- Film poster
- Directed by: Frédérick Pelletier
- Written by: Frédérick Pelletier
- Produced by: Pascal Bascaron Sylvain Corbeil Nancy Grant Marion Hänsel
- Starring: Isaka Sawadogo Chloé Bourgeois [fr]
- Cinematography: Philippe Roy
- Edited by: Marie-Hélène Dozo
- Production companies: Metafilms [fr] Man's Films
- Distributed by: FiGa Films
- Release date: January 25, 2013;
- Running time: 87 minutes
- Country: Canada
- Language: French
- Box office: $11,000

= Diego Star =

2013 Canadian drama film

Diego Star is a Canadian drama film, directed by Frédérick Pelletier and released in 2013. Set in Lévis, Quebec where a Russian cargo ship has been docked following a serious on-board accident, the film traces the journey of Traoré (Isaka Sawadogo), the ship's Ivorian mechanic, through both his decision to blow the whistle on the crew's neglect of ship maintenance issues and his developing friendship with Fanny (Chloé Bourgeois), the local woman with whom he has been billeted during the ship's time in Lévis.

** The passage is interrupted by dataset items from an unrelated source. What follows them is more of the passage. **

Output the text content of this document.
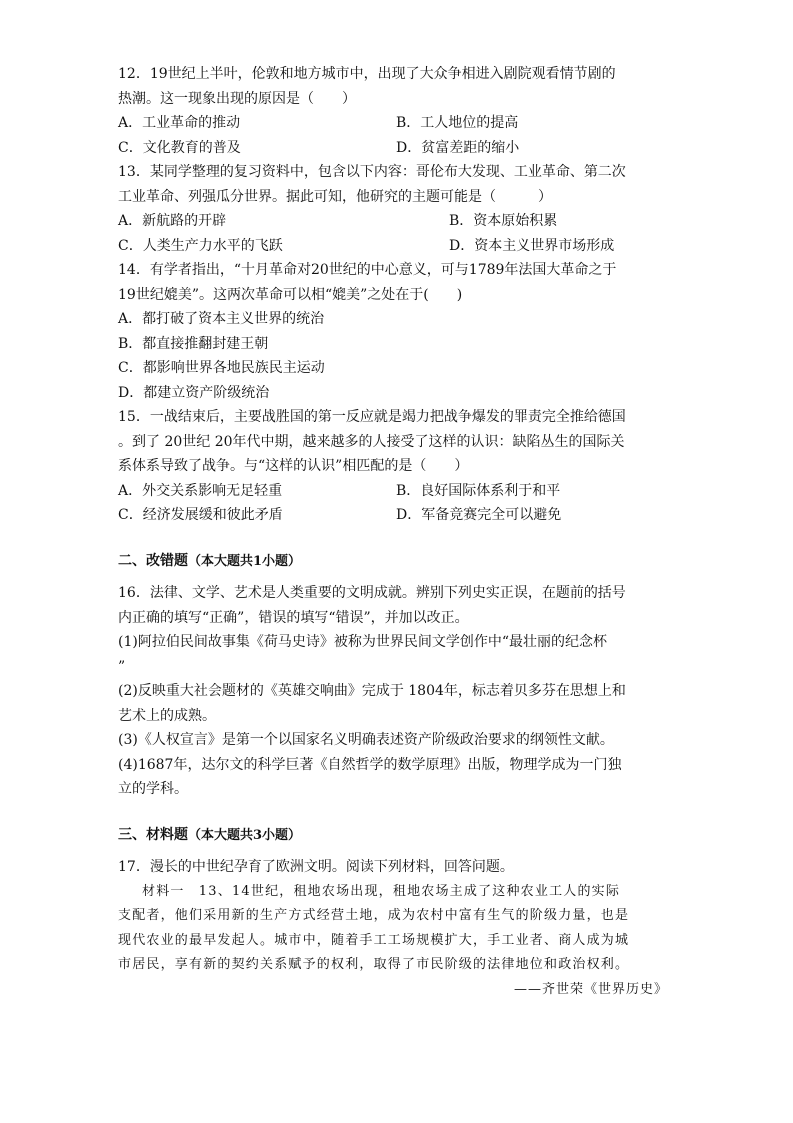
12．19世纪上半叶，伦敦和地方城市中，出现了大众争相进入剧院观看情节剧的
热潮。这一现象出现的原因是（　　）
A．工业革命的推动	B．工人地位的提高
C．文化教育的普及	D．贫富差距的缩小
13．某同学整理的复习资料中，包含以下内容：哥伦布大发现、工业革命、第二次
工业革命、列强瓜分世界。据此可知，他研究的主题可能是（　　　）
A．新航路的开辟	B．资本原始积累
C．人类生产力水平的飞跃	D．资本主义世界市场形成
14．有学者指出，“十月革命对20世纪的中心意义，可与1789年法国大革命之于
19世纪媲美”。这两次革命可以相“媲美”之处在于(　　)
A．都打破了资本主义世界的统治
B．都直接推翻封建王朝
C．都影响世界各地民族民主运动
D．都建立资产阶级统治
15．一战结束后，主要战胜国的第一反应就是竭力把战争爆发的罪责完全推给德国
。到了 20世纪 20年代中期，越来越多的人接受了这样的认识：缺陷丛生的国际关
系体系导致了战争。与“这样的认识”相匹配的是（　　）
A．外交关系影响无足轻重	B．良好国际体系利于和平
C．经济发展缓和彼此矛盾	D．军备竞赛完全可以避免
二、改错题（本大题共1小题）
16．法律、文学、艺术是人类重要的文明成就。辨别下列史实正误，在题前的括号
内正确的填写“正确”，错误的填写“错误”，并加以改正。
(1)阿拉伯民间故事集《荷马史诗》被称为世界民间文学创作中“最壮丽的纪念杯
”
(2)反映重大社会题材的《英雄交响曲》完成于 1804年，标志着贝多芬在思想上和
艺术上的成熟。
(3)《人权宣言》是第一个以国家名义明确表述资产阶级政治要求的纲领性文献。
(4)1687年，达尔文的科学巨著《自然哲学的数学原理》出版，物理学成为一门独
立的学科。
三、材料题（本大题共3小题）
17．漫长的中世纪孕育了欧洲文明。阅读下列材料，回答问题。
材料一　13、14世纪，租地农场出现，租地农场主成了这种农业工人的实际
支配者，他们采用新的生产方式经营土地，成为农村中富有生气的阶级力量，也是
现代农业的最早发起人。城市中，随着手工工场规模扩大，手工业者、商人成为城
市居民，享有新的契约关系赋予的权利，取得了市民阶级的法律地位和政治权利。
——齐世荣《世界历史》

The film premiered in the Bright Future program at the 2013 International Film Festival Rotterdam. It had its Canadian premiere at the Festival du nouveau cinéma in September 2013.

==Awards==
The film received five Prix Jutra nominations at the 16th Jutra Awards in 2014, for Best Film, Best Actor (Sawadogo), Best Actress (Bourgeois), Best Screenplay (Pelletier) and Best Art Direction (Marjorie Rhéaume).

The film was shortlisted for the Prix collégial du cinéma québécois in 2014.

==Release==
Diego Star was released on DVD on April 1, 2014.